Assim como outros vencedores recentes da Copa do Mundo, como Lionel Scaloni e Joachim Low, ele foi relativamente desconhecido antes de assumir o comando. Alguém que trabalhou nos bastidores da federação nacional, inserindo-se na cultura que se tornou a marca registrada da instituição.
Este último sucesso eleva o reinado de supremacia da Espanha para 16 títulos em cinco anos no futebol masculino e feminino em todas as faixas etárias, fazendo-o com uma arrogância que quase garante um sucesso consistente.
É um estilo de jogo que apareceu pela primeira vez no país quando Johan Cruyff assumiu o comando do Barcelona em 1988 e gradualmente penetrou na consciência nacional, graças a uma série de seguidores – incluindo Pep Guardiola – que adoptaram e adaptaram a filosofia do holandês até Luis Aragonés aplicá-la para vencer o Euro 2008.
Um período de sucesso nacional sem precedentes, de 2008 a 2012, quando o tiki-taka espanhol venceu Campeonatos Europeus consecutivos e um primeiro Campeonato Mundial cimentou a abordagem. Foi assim que foi conquistado, à maneira espanhola.
De la Fuente experimentou a evolução enquanto trabalhava nos escalões inferiores da pirâmide do futebol espanhol e como tutor técnico, mas mergulhou nos métodos quando se tornou treinador dos sub-19 em 2013.
Isso lhe serviria bem, vencendo a faixa etária em 2015 e depois repetindo a façanha na Euro sub-21 em 2019, antes de assumir o comando da seleção olímpica da Espanha, ganhando a prata nos adiados Jogos de 2020.
Se essa sequência de sucesso não foi suficiente para torná-lo um futuro treinador de equipe sênior, seu conhecimento acumulado de jogadores e sistemas foi. Ele já trabalhou com muitas equipes antes e entende o que é necessário para construir um ambiente feliz que forneça a melhor plataforma possível para enfrentar o desafio único de um grande torneio.

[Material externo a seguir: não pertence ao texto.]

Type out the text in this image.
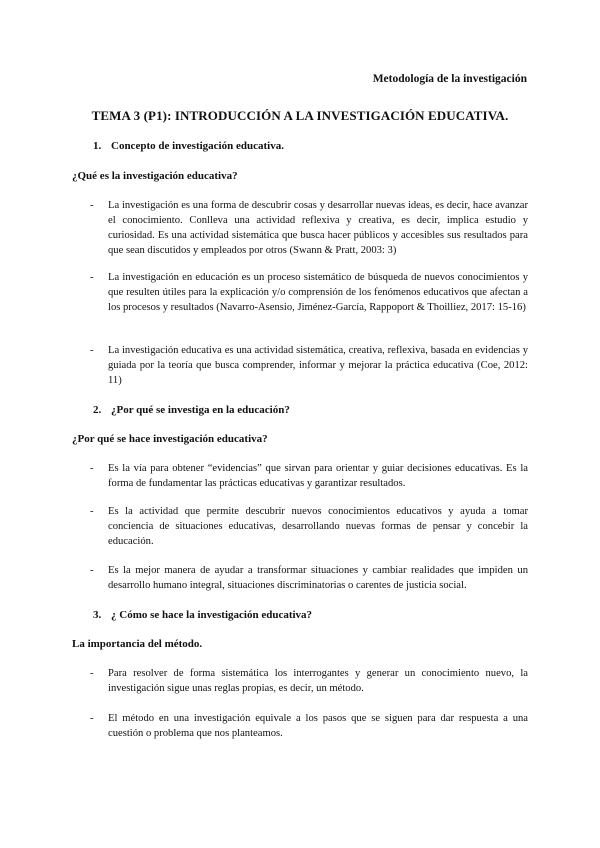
Metodología de la investigación
TEMA 3 (P1): INTRODUCCIÓN A LA INVESTIGACIÓN EDUCATIVA.
1. Concepto de investigación educativa.
¿Qué es la investigación educativa?
- La investigación es una forma de descubrir cosas y desarrollar nuevas ideas, es decir, hace avanzar el conocimiento. Conlleva una actividad reflexiva y creativa, es decir, implica estudio y curiosidad. Es una actividad sistemática que busca hacer públicos y accesibles sus resultados para que sean discutidos y empleados por otros (Swann & Pratt, 2003: 3)
- La investigación en educación es un proceso sistemático de búsqueda de nuevos conocimientos y que resulten útiles para la explicación y/o comprensión de los fenómenos educativos que afectan a los procesos y resultados (Navarro-Asensio, Jiménez-García, Rappoport & Thoilliez, 2017: 15-16)
- La investigación educativa es una actividad sistemática, creativa, reflexiva, basada en evidencias y guiada por la teoría que busca comprender, informar y mejorar la práctica educativa (Coe, 2012: 11)
2. ¿Por qué se investiga en la educación?
¿Por qué se hace investigación educativa?
- Es la vía para obtener “evidencias” que sirvan para orientar y guiar decisiones educativas. Es la forma de fundamentar las prácticas educativas y garantizar resultados.
- Es la actividad que permite descubrir nuevos conocimientos educativos y ayuda a tomar conciencia de situaciones educativas, desarrollando nuevas formas de pensar y concebir la educación.
- Es la mejor manera de ayudar a transformar situaciones y cambiar realidades que impiden un desarrollo humano integral, situaciones discriminatorias o carentes de justicia social.
3. ¿ Cómo se hace la investigación educativa?
La importancia del método.
- Para resolver de forma sistemática los interrogantes y generar un conocimiento nuevo, la investigación sigue unas reglas propias, es decir, un método.
- El método en una investigación equivale a los pasos que se siguen para dar respuesta a una cuestión o problema que nos planteamos.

Essa experiência serviu bem a outros no passado. Os mencionados Lov e Scaloni trabalharam como assistentes antes de assumirem cargos importantes em suas seleções nacionais, outros – como Didier Deschamps – desenvolveram esse conhecimento em vários torneios antes de ganharem o ouro. De la Fuente estava pronto assim que recebeu a ligação.
Ingredientes vencedores
Continuidade, criar um grupo unido e pregar a calma nos grandes momentos são partes fundamentais da gestão internacional e De la Fuente seguiu esse roteiro perfeitamente. Em breves momentos de ação ao longo do ano e no grande torneio, ele manteve uma proximidade entre os jogadores que eles compreenderam imediatamente. É assim que é jogar pela Espanha e é assim que vencemos.
Essa abordagem produziu uma série de 38 jogos sem perder e criou uma defesa resoluta – outra característica fundamental de quase todos os vencedores do Campeonato do Mundo – através do pragmatismo da posse de bola.
A Espanha sofreu um gol em oito partidas neste torneio, enfrentando pouquíssimos chutes, com um kG combinado de 2,37. Os números são surpreendentes.
De repente, De la Fuente parece perfeito. Um treinador internacional de topo com um plantel jovem à sua disposição que parece capaz de conquistar ainda mais títulos nos próximos anos – só a idade o pode impedir de aumentar o seu currículo.
Quando se aposentar, será conhecido como um dos melhores treinadores espanhóis de todos os tempos. Alguém que trabalhou silenciosamente nos bastidores antes de se tornar o centro das atenções aos 60 anos. A partir de agora, onde quer que De la Fuente apareça, ele causará muita emoção.